Частичка тебя. Мое счастье — страница 37 из 50

– А вот хочу, – задирает подбородок, стискивает губы. Глазами сверкает. Будто уже сейчас готова сорваться в бой. А у меня пальцы сами к её лицу тянутся. Провести по мягкой линии от уха к упрямо выставленному подбородку.

– Так целовать тебя хочу, – шепчу почти в её губы, – будешь кусаться, признавайся?

– Буду, конечно, – она снова пытается ершиться, и это такое прекрасное зрелище – я почти зачарован.

Что ж, если бы она не хотела – она бы ответила по другому.

Ну, или вообще не ответила бы.

Каждый раз целую её как в последний. И не потому, что верю, что она меня завтра может нахрен послать. Потому что просто иначе не получается.

Слишком долго держал себя на цепи. Сейчас… Почти на стадии остервенения. И пусть кусается, пусть царапается, что угодно – пусть. Просто я принимаю как данность – у моей Страны Чудес поцелуи со вкусом кровавой бойни. Главное ведь, что они – настоящие. Настоящие поцелуи моей Энджи. Не очередной бессмысленной попытки её заменить.

Жаль только, что оторваться от неё все-таки приходится. В первые секунд тридцать – через силу. Привыкая к тому, что между нами все-таки есть расстояние.

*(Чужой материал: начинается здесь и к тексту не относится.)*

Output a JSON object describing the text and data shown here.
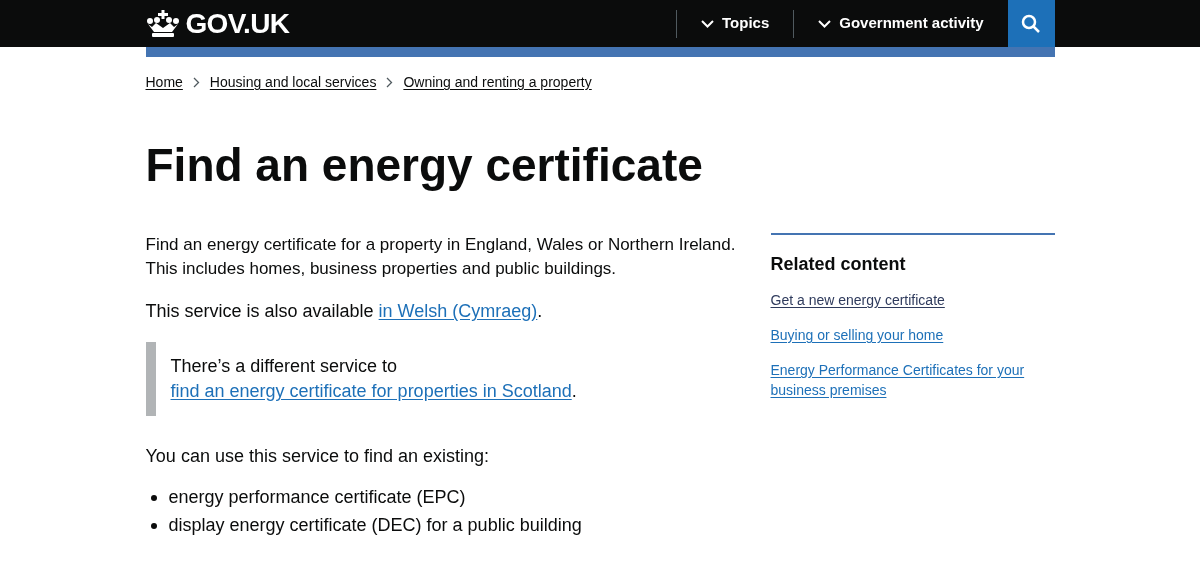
{
  "header": {
    "logo": "GOV.UK",
    "nav": [
      {
        "label": "Topics"
      },
      {
        "label": "Government activity"
      }
    ]
  },
  "breadcrumbs": [
    "Home",
    "Housing and local services",
    "Owning and renting a property"
  ],
  "title": "Find an energy certificate",
  "intro": "Find an energy certificate for a property in England, Wales or Northern Ireland. This includes homes, business properties and public buildings.",
  "welsh": [
    {
      "kind": "text",
      "text": "This service is also available "
    },
    {
      "kind": "link",
      "text": "in Welsh (Cymraeg)"
    },
    {
      "kind": "text",
      "text": "."
    }
  ],
  "inset": [
    {
      "kind": "text",
      "text": "There’s a different service to "
    },
    {
      "kind": "link",
      "text": "find an energy certificate for properties in Scotland"
    },
    {
      "kind": "text",
      "text": "."
    }
  ],
  "list_intro": "You can use this service to find an existing:",
  "bullets": [
    "energy performance certificate (EPC)",
    "display energy certificate (DEC) for a public building"
  ],
  "related": {
    "heading": "Related content",
    "links": [
      "Get a new energy certificate",
      "Buying or selling your home",
      "Energy Performance Certificates for your business premises"
    ]
  }
}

– Ты ведь помнишь, что я так просто поднимаю себе настроение? – Энджи была бы не Энджи, если бы тут же не махнула над своими крепостными стенами боевыми знаменами. – У нас с тобой нет отношений. И не будет.

– Ты мне каждый день это напоминаешь, – я киваю. Я к подобным напоминаниям и вправду почти привык. Мириться с ними не хочется. Но приходится. В конце концов, я дорожу привилегией подвозить её до дома после работы.

– Вот и чудно, что у тебя нет проблем с памятью. – она колко улыбается.

– Я не поблагодарил тебя за сегодняшнее, – произношу, поднимаясь с ней вместе на подъездное крыльцо, – спасибо, Энджи. Это было очень щедро с твоей стороны. У меня даже слов нет, чтобы сказать, как я тебе благодарен.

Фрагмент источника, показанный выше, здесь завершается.